Some owners already are in touch with their brokers in the wake of Monday’s ruling.
Triune Health Group Ltd. wants to know how soon it can change its coverage to stop paying for all contraceptives, said Mary Anne Yep, co-owner of the Oak Brook, Ill., company that provides medical-management services.
“We were ready to go when we heard the decision,” she said. Triune, which has 80 employees, had filed lawsuits against the U.S. government and the state of Illinois because of requirements that they pay for contraception.

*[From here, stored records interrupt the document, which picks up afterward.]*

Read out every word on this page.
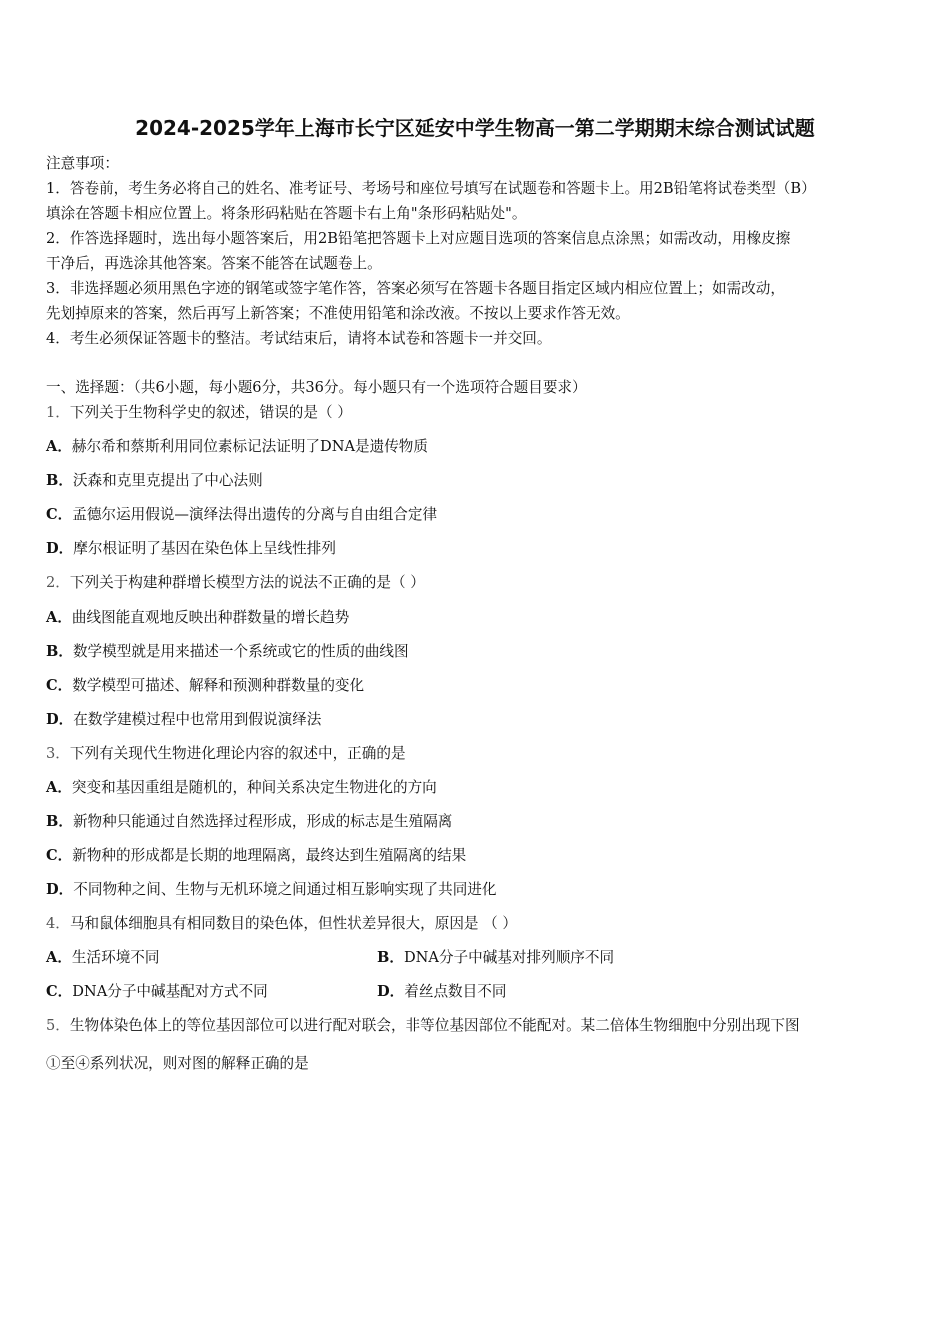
2024-2025学年上海市长宁区延安中学生物高一第二学期期末综合测试试题
注意事项：
1．答卷前，考生务必将自己的姓名、准考证号、考场号和座位号填写在试题卷和答题卡上。用2B铅笔将试卷类型（B）
填涂在答题卡相应位置上。将条形码粘贴在答题卡右上角"条形码粘贴处"。
2．作答选择题时，选出每小题答案后，用2B铅笔把答题卡上对应题目选项的答案信息点涂黑；如需改动，用橡皮擦
干净后，再选涂其他答案。答案不能答在试题卷上。
3．非选择题必须用黑色字迹的钢笔或签字笔作答，答案必须写在答题卡各题目指定区域内相应位置上；如需改动，
先划掉原来的答案，然后再写上新答案；不准使用铅笔和涂改液。不按以上要求作答无效。
4．考生必须保证答题卡的整洁。考试结束后，请将本试卷和答题卡一并交回。
一、选择题：（共6小题，每小题6分，共36分。每小题只有一个选项符合题目要求）
1．下列关于生物科学史的叙述，错误的是（ ）
A．赫尔希和蔡斯利用同位素标记法证明了DNA是遗传物质
B．沃森和克里克提出了中心法则
C．孟德尔运用假说—演绎法得出遗传的分离与自由组合定律
D．摩尔根证明了基因在染色体上呈线性排列
2．下列关于构建种群增长模型方法的说法不正确的是（ ）
A．曲线图能直观地反映出种群数量的增长趋势
B．数学模型就是用来描述一个系统或它的性质的曲线图
C．数学模型可描述、解释和预测种群数量的变化
D．在数学建模过程中也常用到假说演绎法
3．下列有关现代生物进化理论内容的叙述中，正确的是
A．突变和基因重组是随机的，种间关系决定生物进化的方向
B．新物种只能通过自然选择过程形成，形成的标志是生殖隔离
C．新物种的形成都是长期的地理隔离，最终达到生殖隔离的结果
D．不同物种之间、生物与无机环境之间通过相互影响实现了共同进化
4．马和鼠体细胞具有相同数目的染色体，但性状差异很大，原因是 （ ）
A．生活环境不同	B．DNA分子中碱基对排列顺序不同
C．DNA分子中碱基配对方式不同	D．着丝点数目不同
5．生物体染色体上的等位基因部位可以进行配对联会，非等位基因部位不能配对。某二倍体生物细胞中分别出现下图
①至④系列状况，则对图的解释正确的是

The Supreme Court ruled that some businesses can, because of their religious beliefs, choose not to comply with the health care law’s requirement that contraception coverage be provided to workers at no extra charge. The 5-4 ruling has the Obama administration looking for another way to provide birth control for women who work for those companies.
The ruling applies to businesses that are closely held, generally defined as having five or fewer individuals owning more than 50 percent of the company’s stock. By some estimates, 90 percent of businesses are closely held and employ about half the nation’s labor force of more than 155 million.
Though employers are not yet required to provide insurance under the health care law, many closely held companies do, and under the health care law, insurance is required to include contraceptive benefits. However, it’s not known how many closely held companies offer insurance, how many workers they have and how many companies plan to stop paying for contraception.
But it’s likely many companies will continue providing coverage for birth control, which would reduce the number of affected workers. A survey by the Kaiser Family Foundation found 85 percent of large employers already paid for contraceptives before the health care law required it. Many owners believe it’s an important benefit that helps them attract and retain good workers.
Even employers who want to opt out of some forms of birth-control coverage see covering others as important.